11 months I blogged about my sense of loss of friendship.  I can count on one hand people who were friends that were near and dear to my heart but as time passed those friendships have slipped away.  One of my favorite friends reminded me quite gently in a comment that it's a part of the ebb and flow of what life brings us.

Sunday night I had an opportunity to renew a very old friendship.  One that stretches back to grade school.  I first remember Gary when I was in the second grade but we didn't become best buds for about two more years.  He was a little intimidating at first but then I think we discovered a mutual sense of mischievousness when it came to teachers, girls, and the social strata in general that comes in elementary school.  We spent a lot of time together and got into as much trouble as two kids growing up in a small town could get into without actually breaking the law.

The 6th grade was the best.  We had a great teacher Milton Pippenger who later went on to become an outstanding superintendent of schools in Kansas.  Mr. Pippenger fanned the flames of what would become my life's work, journalism.
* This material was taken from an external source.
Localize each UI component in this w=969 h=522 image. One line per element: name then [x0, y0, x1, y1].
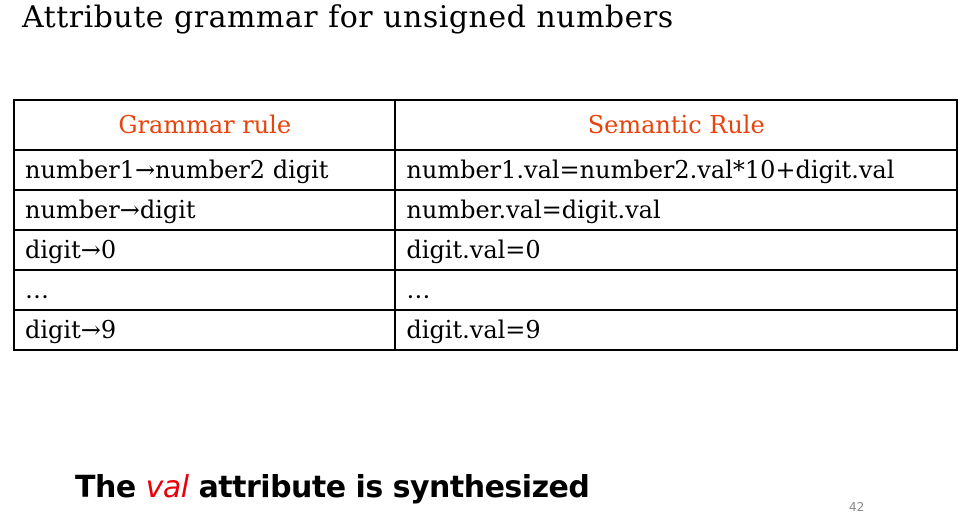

But Gary moved to Kansas City just before the start of the 7th grade and my life was somewhat adrift.  It took awhile for me to find my compass and it came in the form of another friendship.  But that's for another blog.  Gary and I remained friends but time and distance did its damage.

As fate or irony would have it we both ended up in Lawrence attending the same high school, but we never reformed the bond that we had shared in Abilene.  We had different friends and different interests, but through all the years we always kept track of each other.  The gulf that had grown was finally bridged in 1994 when I went to Boston to run the marathon and Gary offered to let me stay at his house.  My life, at the time, was in a shambles.  I never let on to Gary about my personal undoings but seeing him, reliving our "greatest hits," gave me a sense of renewal and revisiting the past helped me move forward with my life.

The latest twist in our enduring friendship came during my drive from Florida to California.  I don't why Gary decided to call me as I sat in a Amarillo steak house but he did and the glee in his voice was unmistakable when I told him that I was moving to Sacramento.  Gary had failed to mention in the occasional emails that we traded that he was slowly but surely moving to Sausalito while running his business in Boston.

Tonight we met up in a small restaurant in the East Bay to catch up.  Gary remains an anchor and a touchstone for my life.  Every time we get together he reminds me of when I was a snot-nosed gawky kid and gives me a glimpse of how far I've come in my life.  That's a good thing.  We may not terrorize the Bay Area the way we dreamed of terrorizing Abilene but we both still dream and that is a good thing indeed.